Une étude menée par une équipe de chercheurs de l’Institut Herbert Wertheim UF Scripps pour l’Innovation et la Technologie Biomédicale (États-Unis) a révélé qu’un gène déjà connu de la tuberculose, à savoir le ‘rv2531c’, s’active sous stress.
Publié dans la revue spécialisée « Proceedings of the National Academy of Sciences (PNAS) », ce travail, dirigé par l’un des membres du centre, le biochimiste Luiz Pedro Carvalho, a démontré que ce gène remplit cette fonction biologique « tout à fait inattendue », ce qui entraîne des « implications considérables ».
« Ce travail pourrait influencer la recherche sur la résistance aux antibiotiques contre la tuberculose et le développement de nouveaux médicaments », a précisé à ce sujet le directeur du centre, tout en indiquant que « la découverte soulève également d’importantes questions sur les agents pathogènes qui possèdent des enzymes similaires, y compris ceux qui provoquent la lèpre et le paludisme ».
De ce fait, et dans le contexte du fait que le génome complet de la bactérie de la tuberculose a été séquencé et publié en 1998, il rappelle que, jusqu’à présent, environ deux tiers des gènes de cette maladie ont été décryptés.
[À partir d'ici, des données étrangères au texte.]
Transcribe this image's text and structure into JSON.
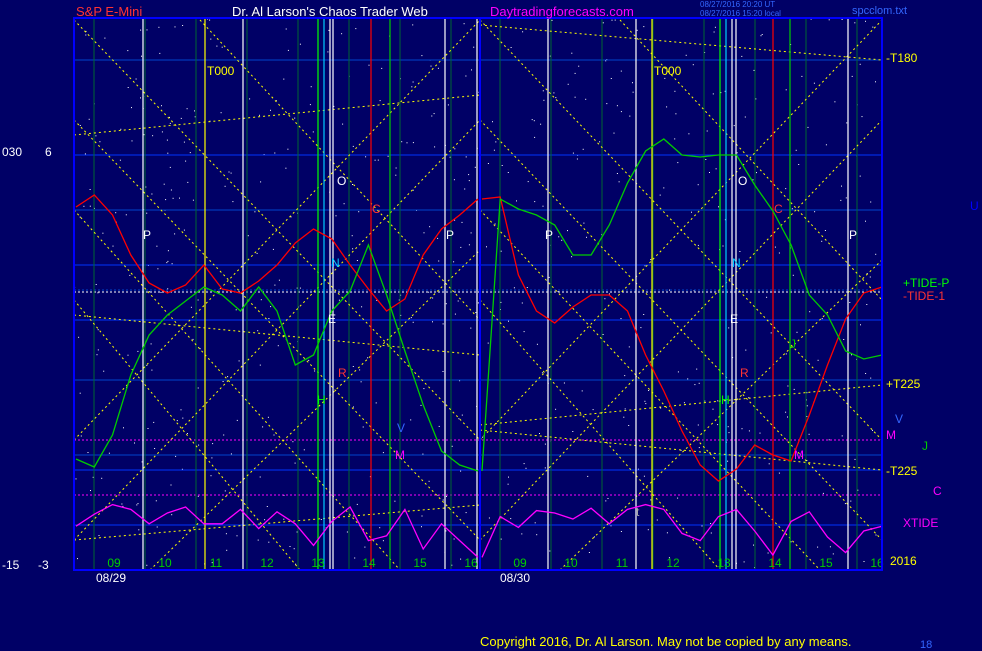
{
  "header": {
    "symbol": "S&P E-Mini",
    "site_title": "Dr. Al Larson's Chaos Trader Web",
    "site_url": "Daytradingforecasts.com",
    "timestamp_1": "08/27/2016 20:20 UT",
    "timestamp_2": "08/27/2016 15:20 local",
    "file_name": "spcclom.txt"
  },
  "left_axis": {
    "top_outer": "030",
    "top_inner": "6",
    "bottom_outer": "-15",
    "bottom_inner": "-3"
  },
  "right_labels": {
    "t180": "-T180",
    "tide_p": "+TIDE-P",
    "tide_1": "-TIDE-1",
    "t225_plus": "+T225",
    "v": "V",
    "m": "M",
    "j": "J",
    "t225_minus": "-T225",
    "c": "C",
    "xtide": "XTIDE",
    "year": "2016",
    "u": "U"
  },
  "copyright": "Copyright 2016, Dr. Al Larson. May not be copied by any means.",
  "corner_number": "18",
  "colors": {
    "background": "#000066",
    "plot_border": "#0000ff",
    "price_line": "#ff0000",
    "tide_line": "#00cc00",
    "xtide_line": "#ff00ff",
    "grid_diag": "#ffff00"
  },
  "chart_data": {
    "type": "line",
    "dates": [
      "08/29",
      "08/30"
    ],
    "hour_ticks": [
      [
        "09",
        "10",
        "11",
        "12",
        "13",
        "14",
        "15",
        "16"
      ],
      [
        "09",
        "10",
        "11",
        "12",
        "13",
        "14",
        "15",
        "16"
      ]
    ],
    "time_markers": [
      "T000",
      "T000"
    ],
    "planet_markers": [
      [
        "P",
        "O",
        "N",
        "E",
        "H",
        "R",
        "C",
        "V",
        "M",
        "P"
      ],
      [
        "P",
        "O",
        "N",
        "E",
        "H",
        "R",
        "C",
        "M",
        "P",
        "t",
        "J"
      ]
    ],
    "series": [
      {
        "name": "-TIDE-1",
        "values": [
          0.74,
          0.8,
          0.7,
          0.5,
          0.36,
          0.31,
          0.35,
          0.45,
          0.33,
          0.31,
          0.37,
          0.45,
          0.56,
          0.63,
          0.58,
          0.45,
          0.33,
          0.22,
          0.28,
          0.5,
          0.63,
          0.7,
          0.78,
          0.79,
          0.4,
          0.22,
          0.16,
          0.24,
          0.3,
          0.3,
          0.22,
          0.0,
          -0.18,
          -0.38,
          -0.55,
          -0.63,
          -0.57,
          -0.45,
          -0.5,
          -0.53,
          -0.3,
          -0.05,
          0.18,
          0.31,
          0.34
        ]
      },
      {
        "name": "+TIDE-P",
        "values": [
          -0.52,
          -0.56,
          -0.4,
          -0.1,
          0.1,
          0.2,
          0.27,
          0.34,
          0.3,
          0.22,
          0.34,
          0.22,
          -0.05,
          0.0,
          0.22,
          0.32,
          0.55,
          0.3,
          0.02,
          -0.25,
          -0.48,
          -0.55,
          -0.58,
          0.78,
          0.73,
          0.7,
          0.65,
          0.5,
          0.5,
          0.65,
          0.86,
          1.02,
          1.08,
          1.0,
          0.99,
          1.0,
          1.0,
          0.85,
          0.72,
          0.55,
          0.3,
          0.2,
          0.02,
          -0.02,
          0.0
        ]
      },
      {
        "name": "XTIDE",
        "values": [
          -0.84,
          -0.94,
          -1.02,
          -0.98,
          -0.86,
          -0.95,
          -1.0,
          -0.86,
          -0.86,
          -0.98,
          -0.82,
          -0.96,
          -0.86,
          -0.68,
          -0.88,
          -1.0,
          -0.72,
          -0.76,
          -0.98,
          -0.65,
          -0.86,
          -0.72,
          -0.58,
          -0.92,
          -0.83,
          -0.97,
          -0.95,
          -0.9,
          -0.99,
          -0.86,
          -0.98,
          -1.02,
          -0.98,
          -0.78,
          -0.72,
          -0.92,
          -0.98,
          -0.8,
          -0.6,
          -0.88,
          -0.96,
          -0.75,
          -0.62,
          -0.8,
          -0.84
        ]
      }
    ],
    "xlabel": "",
    "ylabel": ""
  }
}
L’un d’eux est le « rv2531c », qui est désormais connu pour s’activer subitement sous stress.
MÉCANISME TOUT À FAIT DIFFÉRENT DE CELUI JUSQU’À PRÉSENT CONSIDÉRÉ
« Ce que les scientifiques pensaient savoir sur cette enzyme est tout simplement erroné, elle agit d’une manière entièrement différente », a tranché Carvalho, qui estime que cela élargit la compréhension du métabolisme microbien et « ouvre de nouvelles voies pour attaquer les voies métaboliques chez divers organismes pathogènes ».
Pour parvenir à ces conclusions, ces chercheurs travaillent sur le développement de meilleurs médicaments contre la tuberculose et, depuis plus de 15 ans, ils s’emploient à mieux comprendre la génétique du pathogène. Dans ce cadre, ils ont découvert que ce gène code une enzyme dont la fonction est de transformer l’abondant acide aminé glutamate en une autre substance appelée GABA, dont les bactéries ont besoin pour le métabolisme, la signalisation et la défense.
Néanmoins, les scientifiques supposaient jusqu’alors que cette enzyme jouait un rôle dans l’assemblage d’un ensemble de molécules biologiques appelées polamines, essentielles pour la synthèse des protéines et bien d’autres fonctions. Par conséquent, apprendre que « rv2531c » n’accomplit pas cette fonction laisse un doute persistant à ce sujet.
Cependant, et en soulignant que la recherche fondamentale peut avoir des applications pratiques, Carvalho a insisté sur le fait que ce gène est « un produit naturel », et que ses effets restent inconnus. « Il est impossible de prédire l’utilité potentielle de ce qui pourrait découler de cela », a-t-il conclu.